By Gary E. Dudley, Ph. D.

Questions about weight control and obesity always conjure up ideas about diets and dieting. What "diet" has come to mean in our culture is "a time-limited period during which I will enforce a state of self induced deprivation, hunger, cravings, and related miseries." In a recent book, Dr. Brian Wansink advances the notion that "the best diet is one that you don't know you're on."

The word "diet," in fact, comes from the Latin word "diaeta" which means "a way of life." So, whereas modern usage refers to a time limited modification of our relation to and intake of food, the original meaning had to do with an unlimited routine, "a way of life."

Over the years, I've personally been acquainted with persons who, through "dieting", have lost over 2000 pounds (that's a ton!). However, they have also gained a ton and usually more. Dieting is simply not a useful approach to managing weight, and is especially ineffective at preventing chronic obesity.

Americans (and American children) are among the fattest people on the planet. Media "experts" advance a multitude of explanations: too much time playing computer games; not enough exercise; both parents working and too little supervision; poverty. While all of the above are interesting sociological ideas, the real reason (the only reason) we are fat is that we eat too much.

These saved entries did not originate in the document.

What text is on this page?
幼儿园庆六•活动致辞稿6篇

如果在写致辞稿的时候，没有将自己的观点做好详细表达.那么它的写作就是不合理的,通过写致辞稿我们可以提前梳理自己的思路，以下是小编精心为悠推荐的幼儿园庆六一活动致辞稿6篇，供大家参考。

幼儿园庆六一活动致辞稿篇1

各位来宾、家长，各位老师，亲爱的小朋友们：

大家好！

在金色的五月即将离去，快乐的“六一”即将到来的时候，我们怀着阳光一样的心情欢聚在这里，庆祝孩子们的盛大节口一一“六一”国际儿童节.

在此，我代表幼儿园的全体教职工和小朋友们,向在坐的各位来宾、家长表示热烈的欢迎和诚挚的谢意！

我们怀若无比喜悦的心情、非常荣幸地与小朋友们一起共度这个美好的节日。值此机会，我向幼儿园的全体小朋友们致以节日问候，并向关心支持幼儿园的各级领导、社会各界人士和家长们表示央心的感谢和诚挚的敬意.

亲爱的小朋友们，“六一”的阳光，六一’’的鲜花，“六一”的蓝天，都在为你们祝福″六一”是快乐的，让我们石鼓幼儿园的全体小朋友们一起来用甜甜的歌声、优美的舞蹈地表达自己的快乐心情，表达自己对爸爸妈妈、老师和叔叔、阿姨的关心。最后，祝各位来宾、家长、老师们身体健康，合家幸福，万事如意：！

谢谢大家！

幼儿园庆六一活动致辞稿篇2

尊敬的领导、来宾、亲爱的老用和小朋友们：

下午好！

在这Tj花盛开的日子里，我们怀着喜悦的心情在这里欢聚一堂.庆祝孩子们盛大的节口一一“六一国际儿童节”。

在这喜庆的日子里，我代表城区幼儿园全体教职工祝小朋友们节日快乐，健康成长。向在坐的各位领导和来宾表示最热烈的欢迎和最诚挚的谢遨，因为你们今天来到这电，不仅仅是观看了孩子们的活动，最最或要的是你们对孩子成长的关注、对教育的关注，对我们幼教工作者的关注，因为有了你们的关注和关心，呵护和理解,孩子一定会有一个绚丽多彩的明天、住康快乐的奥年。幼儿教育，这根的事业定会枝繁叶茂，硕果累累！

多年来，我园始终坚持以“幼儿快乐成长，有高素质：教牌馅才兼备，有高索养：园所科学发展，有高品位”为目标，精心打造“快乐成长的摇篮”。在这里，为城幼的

In his book, Mindless Eating: Why We Eat More Than We Think, Dr. Wansink reports on a plethora of subtle factors present in our culture that encourage us to eat more than we need. He argues that these subtle forces undermine our ability to adequately monitor food intake and respond to internal cues of satiation, encouraging us instead to rely on an assortment of external cues to structure our eating and tell us when to stop. Among the more common factors for children are the following: 1.) filling their plate and encouraging them to eat everything on their plate (after all, people in China are starving). Letting the child serve himself may be a better idea. We know, for example, that a three year old served a large plate of macaroni and cheese will stop eating when he's full, but by the age of five, the child is most likely to eat until the food is gone. 2.) Leaving snack food in sight after providing a snack is more likely to produce "I want more" than if the snack food is put away out of sight after serving; 3.) When you are eating, eat! Watching TV (or any other distraction) during mealtime is more likely than not to result in overeating; and 4.) Be the policeperson of your pantry. Your children cannot load up on pop-tarts and potato chips if these junk food superstars don't make it into your house. I frequently hear from parents "he won't eat anything but junk food." I always ask, "How does that junk food get into your house?"

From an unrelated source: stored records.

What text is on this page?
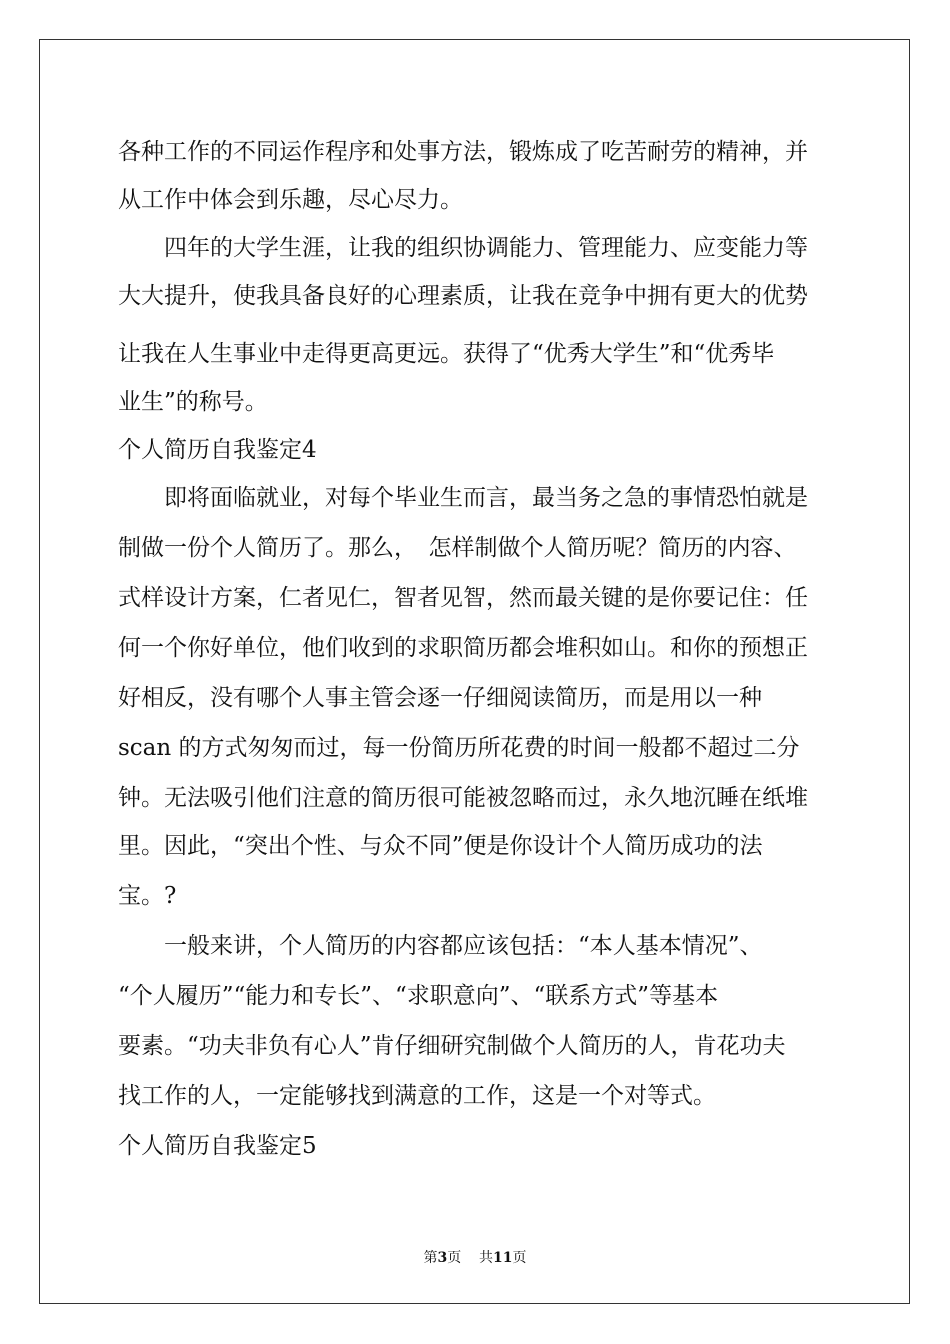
各种工作的不同运作程序和处事方法，锻炼成了吃苦耐劳的精神，并
从工作中体会到乐趣，尽心尽力。
　　四年的大学生涯，让我的组织协调能力、管理能力、应变能力等
大大提升，使我具备良好的心理素质，让我在竞争中拥有更大的优势
让我在人生事业中走得更高更远。获得了“优秀大学生”和“优秀毕
业生”的称号。
个人简历自我鉴定4
　　即将面临就业，对每个毕业生而言，最当务之急的事情恐怕就是
制做一份个人简历了。那么，　怎样制做个人简历呢？简历的内容、
式样设计方案，仁者见仁，智者见智，然而最关键的是你要记住：任
何一个你好单位，他们收到的求职简历都会堆积如山。和你的预想正
好相反，没有哪个人事主管会逐一仔细阅读简历，而是用以一种
scan 的方式匆匆而过，每一份简历所花费的时间一般都不超过二分
钟。无法吸引他们注意的简历很可能被忽略而过，永久地沉睡在纸堆
里。因此，“突出个性、与众不同”便是你设计个人简历成功的法
宝。?
　　一般来讲，个人简历的内容都应该包括：“本人基本情况”、
“个人履历”“能力和专长”、“求职意向”、“联系方式”等基本
要素。“功夫非负有心人”肯仔细研究制做个人简历的人，肯花功夫
找工作的人，一定能够找到满意的工作，这是一个对等式。
个人简历自我鉴定5
第3页 共11页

Dr. Wansink points out that reducing caloric intake by 20% would go unnoticed in the course of a day. The result for most people over the course of a year would be a weight loss of 10 to 20 pounds. If children are taught at an early age to avoid the many ways that our culture encourages them to eat more than they need, then perhaps we too could develop a life enhancing diet or "way of life."

Mindless Eating: Why People Eat More Than We Think, Brian Wansink, Ph.D., Bantam Books, 2006, New York, N.Y.